窯焚きの最中は窯の声をしっかり聴きたいので、
ノイズになることはできるだけ消していきます。

窯に火を入れる前にやっておかなければいけないことがあります。
それは、
・どのような作品に仕上げたいのか
・どのように窯の雰囲気を持っていくのか
を決めることです。

窯詰めでは、作品の将来を決めます。(やきものの頭脳戦1
窯焚きでは、その将来へ近づけるためにどう窯を焚くのかを
考えなければいけません。
生活の中で、ふとした瞬間に思いついたことを書き留め、
それを吟味して最後に一本化します。
窯焚き前は、いつもメモ帳を持ち歩いていました(笑)

「窯焚き」とは?

一言に窯焚きといっても…

窯焚きで作品に影響をあたえるのは、
①温度
②炉内雰囲気
③時間 です。
焚いている時間によって、焚き方(薪のくべ方等)を変えていきます。
個々人でいろいろな呼び方があるようですが、
紫峰窯では窯の焚き方を変えるタイミングとして
次のように分けています。*覚書は今回の記録

  • くゆし

  • あぶり

  • せめ

  • ねらし

  • ひやし

くゆし

作品は十分に乾燥させたと思っていても、少なからず水分があります。
風雨にさらされている窯はなおさら。
そこで水分を抜く焚きをします。これがくゆしです。

くゆしでは急激な温度上昇は厳禁。
ゆっくりと時間をかけて200度近くまで窯内の温度を上げていきます。
だいたい24時間程度。
くゆしでは、薪を窯の中には入れず、
外焚き(窯の外で焚く)で煙と熱風を窯の中におくります。

あせりは禁物。
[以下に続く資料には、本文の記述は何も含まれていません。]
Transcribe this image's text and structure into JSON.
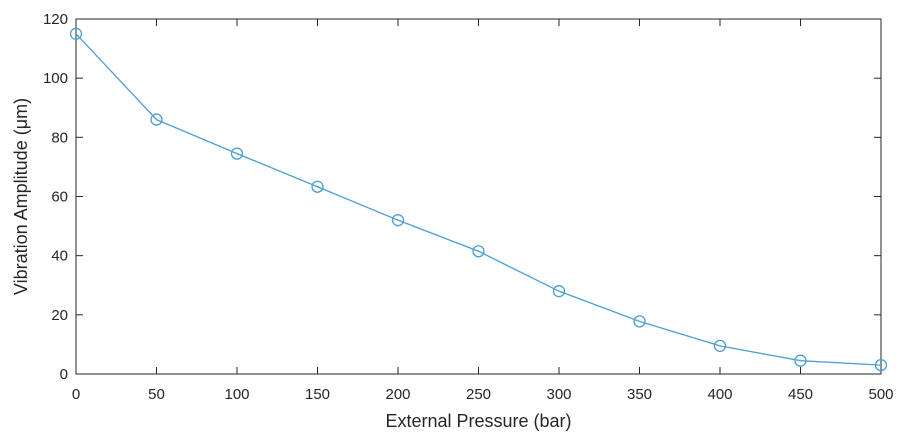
{
  "chart_data": {
    "type": "line",
    "title": "",
    "xlabel": "External Pressure (bar)",
    "ylabel": "Vibration Amplitude (μm)",
    "xlim": [
      0,
      500
    ],
    "ylim": [
      0,
      120
    ],
    "xticks": [
      0,
      50,
      100,
      150,
      200,
      250,
      300,
      350,
      400,
      450,
      500
    ],
    "yticks": [
      0,
      20,
      40,
      60,
      80,
      100,
      120
    ],
    "xtick_labels": [
      "0",
      "50",
      "100",
      "150",
      "200",
      "250",
      "300",
      "350",
      "400",
      "450",
      "500"
    ],
    "ytick_labels": [
      "0",
      "20",
      "40",
      "60",
      "80",
      "100",
      "120"
    ],
    "grid": false,
    "legend": "none",
    "color": "#4a9fd4",
    "marker": "circle",
    "series": [
      {
        "x": [
          0,
          50,
          100,
          150,
          200,
          250,
          300,
          350,
          400,
          450,
          500
        ],
        "values": [
          115,
          86,
          74.5,
          63.3,
          52,
          41.5,
          28,
          17.8,
          9.5,
          4.5,
          3
        ]
      }
    ]
  }
}
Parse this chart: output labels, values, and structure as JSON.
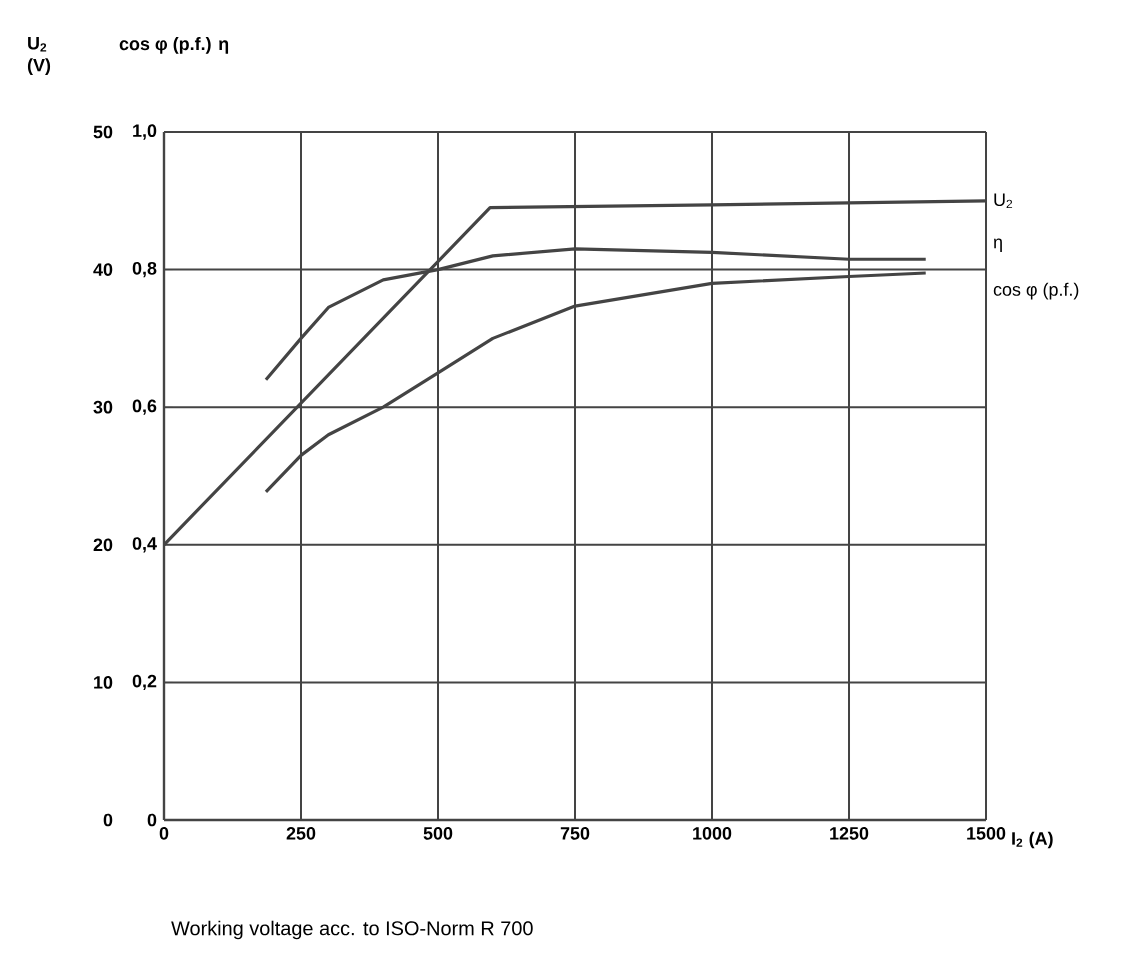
{
  "chart_data": {
    "type": "line",
    "xlabel": "I$_{2}$ (A)",
    "ylabel": "U$_{2}$ (V)",
    "y2label": "cos φ (p.f.) η",
    "annotations": [
      "Working voltage acc. to ISO-Norm R 700"
    ],
    "xlim": [
      0,
      1500
    ],
    "xticks": [
      0,
      250,
      500,
      750,
      1000,
      1250,
      1500
    ],
    "ylim": [
      0,
      50
    ],
    "yticks": [
      0,
      10,
      20,
      30,
      40,
      50
    ],
    "y2lim": [
      0,
      1.0
    ],
    "y2ticks": [
      0,
      {
        "value": 0.2,
        "label": "0,2"
      },
      {
        "value": 0.4,
        "label": "0,4"
      },
      {
        "value": 0.6,
        "label": "0,6"
      },
      {
        "value": 0.8,
        "label": "0,8"
      },
      {
        "value": 1.0,
        "label": "1,0"
      }
    ],
    "grid": true,
    "line_style": "solid",
    "marker": "none",
    "series": [
      {
        "name": "U$_{2}$",
        "color": "#444444",
        "x": [
          0,
          595,
          1000,
          1500
        ],
        "values": [
          20,
          44.5,
          44.7,
          45
        ]
      },
      {
        "name": "η",
        "color": "#444444",
        "axis": "y2",
        "x": [
          186,
          250,
          300,
          400,
          500,
          600,
          750,
          1000,
          1250,
          1390
        ],
        "values": [
          0.64,
          0.7,
          0.745,
          0.785,
          0.8,
          0.82,
          0.83,
          0.825,
          0.815,
          0.815
        ]
      },
      {
        "name": "cos φ (p.f.)",
        "color": "#444444",
        "axis": "y2",
        "x": [
          186,
          250,
          300,
          400,
          500,
          600,
          750,
          1000,
          1250,
          1390
        ],
        "values": [
          0.477,
          0.53,
          0.56,
          0.6,
          0.65,
          0.7,
          0.747,
          0.78,
          0.79,
          0.795
        ]
      }
    ]
  }
}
一番作品が割れやすい時間です。
この頃は窯の中の温度が上がっていないので、
焚口から中を見ても真っ暗。作品の影も形も見えません。

覚書:くゆし

①200℃ ②酸化 ③24H
・150度になると煙が中に吸い込まれるようになる
・色味アケ、ロストルアケ、バカ穴トジ、ダンパーアケ

あぶり

あぶりは、900度くらいまで窯内の温度を徐々に上げていきます。
窯内では上下で温度差が生まれるため、できるだけ均一にすることが大切。
特に300℃付近と600℃付近の焚きは注意を払います。

しっかりと水分を外に出さないとブクに。
出来上がりがぶくぶくではお話にならない…ので。
窯焚きの中でも一番注意を払う時間帯です。
紫峰窯では、900℃に達すると24時間ほどねらしをします。

400℃くらいになると窯の中が明るくなってきて、
作品の姿が見えるようになります。
炎は普通の焚火の程度の赤さです。
これが温度が上昇するたびに
オレンジ、黄色へと変化していきます。

覚書:あぶり

①900℃ ②弱還元(中性) ③52H
・色味トジ、バカ穴半トジ、ダンパ―アケ、ロストルアケ
・400℃まで下口で、燠を入れる焚き
・400℃から下口薪ブタ開始
・700℃から上口げ込み追加
・900℃上口投げ込みのみ
・700℃迄バカ穴調整→900℃バカ穴全アケ

今回は、窯焚きの前半戦ともいえる
くゆし~あぶりまでのお話でした。
次回は、窯焚きの後半戦「せめ~さまし」です。